Le chômage

Médiapart - « Le chômage ? Prends ma place, passe une journée avec, couche-toi avec... »

il y a 4 mois, par Info santé sécu social

La Maison des chômeurs et des citoyens solidaires à Montpellier accompagne et soutient des personnes en recherche d’emploi ou enfermées dans le travail précaire. Mediapart est allé écouter leurs récits, trop souvent confisqués par les clichés sur le chômage.

Cécile Hautefeuille

10 février 2022

Montpellier (Hérault).– Assis·es en cercle dans la salle informatique du premier étage, Adil, Anna*, Claude et Corinne sont des habitué·es de la Maison des chômeurs et des citoyens solidaires. Le lieu, à deux pas de la gare Saint-Roch de Montpellier, est ouvert chaque jour. Il est géré par l’association Creer-Mncp.

« Ici, le chômage est prédominant, on vit avec. Mais cette maison est un lieu sécurisant », souligne Jean-Marc Talamoni, le président de la structure, venu s’assoir avec le groupe. À ses côtés, Claude, salariée de l’association, Corinne, bénévole, et Adil et Anna qui viennent ici chercher soutien et accompagnement.

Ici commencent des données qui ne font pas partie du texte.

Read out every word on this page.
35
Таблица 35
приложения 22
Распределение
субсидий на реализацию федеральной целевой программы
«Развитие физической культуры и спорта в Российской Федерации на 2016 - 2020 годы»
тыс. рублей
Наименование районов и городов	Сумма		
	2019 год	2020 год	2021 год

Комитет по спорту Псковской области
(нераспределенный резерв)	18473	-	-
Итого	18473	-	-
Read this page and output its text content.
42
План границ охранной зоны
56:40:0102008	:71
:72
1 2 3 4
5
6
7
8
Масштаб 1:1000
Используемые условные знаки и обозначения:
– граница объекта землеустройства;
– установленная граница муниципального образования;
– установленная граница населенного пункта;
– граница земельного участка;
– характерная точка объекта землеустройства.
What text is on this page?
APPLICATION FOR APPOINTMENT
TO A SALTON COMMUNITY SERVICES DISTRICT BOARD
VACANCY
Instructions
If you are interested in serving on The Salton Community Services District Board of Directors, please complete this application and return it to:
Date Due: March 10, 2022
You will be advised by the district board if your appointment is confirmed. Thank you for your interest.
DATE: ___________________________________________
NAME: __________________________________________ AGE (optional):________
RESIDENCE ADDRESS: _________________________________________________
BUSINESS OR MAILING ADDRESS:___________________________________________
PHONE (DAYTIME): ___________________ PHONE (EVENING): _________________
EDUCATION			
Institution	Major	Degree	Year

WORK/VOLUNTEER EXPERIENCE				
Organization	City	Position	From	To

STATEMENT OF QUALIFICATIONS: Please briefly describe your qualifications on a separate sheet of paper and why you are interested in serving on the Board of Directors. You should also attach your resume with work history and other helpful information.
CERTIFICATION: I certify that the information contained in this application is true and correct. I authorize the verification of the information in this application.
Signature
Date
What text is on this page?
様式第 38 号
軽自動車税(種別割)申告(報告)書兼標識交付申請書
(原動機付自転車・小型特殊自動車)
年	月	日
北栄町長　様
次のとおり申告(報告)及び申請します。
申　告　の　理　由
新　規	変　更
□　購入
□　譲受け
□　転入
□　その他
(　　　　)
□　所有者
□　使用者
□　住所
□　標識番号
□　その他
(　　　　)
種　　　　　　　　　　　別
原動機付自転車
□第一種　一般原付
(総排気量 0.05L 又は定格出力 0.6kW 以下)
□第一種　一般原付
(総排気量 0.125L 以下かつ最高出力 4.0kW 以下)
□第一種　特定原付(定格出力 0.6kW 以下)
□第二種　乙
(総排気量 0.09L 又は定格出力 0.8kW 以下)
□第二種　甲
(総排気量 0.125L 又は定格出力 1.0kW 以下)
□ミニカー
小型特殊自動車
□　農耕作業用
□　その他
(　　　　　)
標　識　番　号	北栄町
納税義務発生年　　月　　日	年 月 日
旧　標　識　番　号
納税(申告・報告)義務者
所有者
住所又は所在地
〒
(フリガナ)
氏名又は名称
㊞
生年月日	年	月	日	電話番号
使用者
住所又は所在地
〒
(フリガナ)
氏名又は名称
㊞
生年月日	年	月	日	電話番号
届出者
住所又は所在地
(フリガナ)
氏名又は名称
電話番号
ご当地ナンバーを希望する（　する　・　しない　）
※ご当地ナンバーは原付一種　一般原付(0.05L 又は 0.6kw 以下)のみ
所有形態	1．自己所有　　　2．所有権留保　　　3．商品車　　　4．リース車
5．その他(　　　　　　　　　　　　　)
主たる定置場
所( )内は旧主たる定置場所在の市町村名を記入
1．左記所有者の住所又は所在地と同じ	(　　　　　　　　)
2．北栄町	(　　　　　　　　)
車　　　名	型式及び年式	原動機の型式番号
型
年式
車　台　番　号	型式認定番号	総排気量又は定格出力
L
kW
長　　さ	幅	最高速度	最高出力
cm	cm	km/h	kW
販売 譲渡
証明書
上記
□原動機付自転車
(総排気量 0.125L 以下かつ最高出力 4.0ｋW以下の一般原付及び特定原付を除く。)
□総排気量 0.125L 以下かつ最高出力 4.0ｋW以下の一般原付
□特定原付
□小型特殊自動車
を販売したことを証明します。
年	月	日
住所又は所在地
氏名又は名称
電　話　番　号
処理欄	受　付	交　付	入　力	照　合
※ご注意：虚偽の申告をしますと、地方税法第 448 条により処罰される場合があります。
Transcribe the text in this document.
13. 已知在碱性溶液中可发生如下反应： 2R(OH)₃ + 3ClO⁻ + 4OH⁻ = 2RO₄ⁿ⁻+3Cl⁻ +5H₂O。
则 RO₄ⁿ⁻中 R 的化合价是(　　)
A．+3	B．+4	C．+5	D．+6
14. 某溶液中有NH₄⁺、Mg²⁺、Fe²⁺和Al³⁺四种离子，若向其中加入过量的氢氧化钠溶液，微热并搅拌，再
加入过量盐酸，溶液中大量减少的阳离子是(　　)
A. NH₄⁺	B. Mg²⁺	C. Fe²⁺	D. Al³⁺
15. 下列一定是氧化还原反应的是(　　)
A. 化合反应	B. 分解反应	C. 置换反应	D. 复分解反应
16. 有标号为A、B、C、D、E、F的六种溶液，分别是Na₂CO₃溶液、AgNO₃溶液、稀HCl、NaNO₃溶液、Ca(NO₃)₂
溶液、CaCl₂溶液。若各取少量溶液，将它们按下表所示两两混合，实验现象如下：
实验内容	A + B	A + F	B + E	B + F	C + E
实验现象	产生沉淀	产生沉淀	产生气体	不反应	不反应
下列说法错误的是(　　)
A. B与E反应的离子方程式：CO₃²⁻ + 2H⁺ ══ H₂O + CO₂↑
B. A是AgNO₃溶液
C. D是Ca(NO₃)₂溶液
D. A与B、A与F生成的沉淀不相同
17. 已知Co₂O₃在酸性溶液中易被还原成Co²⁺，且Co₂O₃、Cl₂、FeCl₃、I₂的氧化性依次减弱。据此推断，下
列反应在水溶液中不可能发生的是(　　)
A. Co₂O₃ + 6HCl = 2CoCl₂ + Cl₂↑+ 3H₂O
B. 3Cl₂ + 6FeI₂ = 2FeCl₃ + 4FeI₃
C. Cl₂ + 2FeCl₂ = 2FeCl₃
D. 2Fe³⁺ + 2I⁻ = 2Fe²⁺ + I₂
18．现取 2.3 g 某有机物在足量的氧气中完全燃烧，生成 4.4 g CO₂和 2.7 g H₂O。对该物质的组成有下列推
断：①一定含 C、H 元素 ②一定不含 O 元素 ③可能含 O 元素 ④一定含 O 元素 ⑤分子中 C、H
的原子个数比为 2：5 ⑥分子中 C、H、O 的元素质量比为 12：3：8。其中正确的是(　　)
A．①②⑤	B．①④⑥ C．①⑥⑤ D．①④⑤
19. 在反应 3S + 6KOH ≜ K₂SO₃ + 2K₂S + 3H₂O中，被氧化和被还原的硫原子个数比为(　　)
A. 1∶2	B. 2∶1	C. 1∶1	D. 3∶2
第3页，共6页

Ces quatre personnes ont un point commun : une vie professionnelle jalonnée d’emplois précaires. Contrats courts, contrats aidés, temps partiels subis. Des boulots souvent peu épanouissants et entrecoupés de longues périodes de chômage.

« Je n’ai eu qu’un seul CDI dans ma vie, il a duré un an », confie d’emblée Anna*, 56 ans. À ces mots, Jean-Marc Talamoni tressaute. Les yeux rivés au sol, il hoche la tête puis soupire : « Ça me dépasse complètement... »

Anna était libraire et a quitté son emploi, à la fin des années 1980, pour suivre son conjoint. Elle l’a épousé puis élevé leurs enfants. « Six ans d’interruption de carrière », précise la quinquagénaire, en serrant contre elle une feuille parsemée d’annotations.

Après cela, elle n’a jamais retrouvé d’emploi durable et a multiplié les contrats aidés. Elle en énumère les sigles, qui changeaient au gré des politiques publiques d’emploi. « Il y a eu des CES, des CUI, des CAE… J’ai aussi été documentaliste contractuelle dans l’Éducation nationale. Aujourd’hui, j’anime des ateliers d’écriture dans des maisons de retraite ou des bibliothèques. Quelques heures ci et là. C’est tout le temps des morceaux d’emploi », déplore-t-elle, parlant tout doucement et pesant chaque mot.

« Les emplois précaires, c’est peut-être pire que le chômage ! », tonne Corinne, assise juste à côté. « C’est épuisant, tu t’accroches, t’as tout le temps peur que ton contrat s’arrête. C’est encore plus flippant que le chômage ! », lance encore cette femme de 62 ans, qui s’exprime avec aplomb.

Des boulots, Corinne en a « connu plein ». Fouillant dans sa mémoire, elle cite : « Grande surface, cafétéria, hôpital, milieu associatif... J’ai été hôtesse d’accueil, caissière, j’ai fait du recensement... » Aujourd’hui, elle s’occupe, bénévolement, de la commission culture de l’association.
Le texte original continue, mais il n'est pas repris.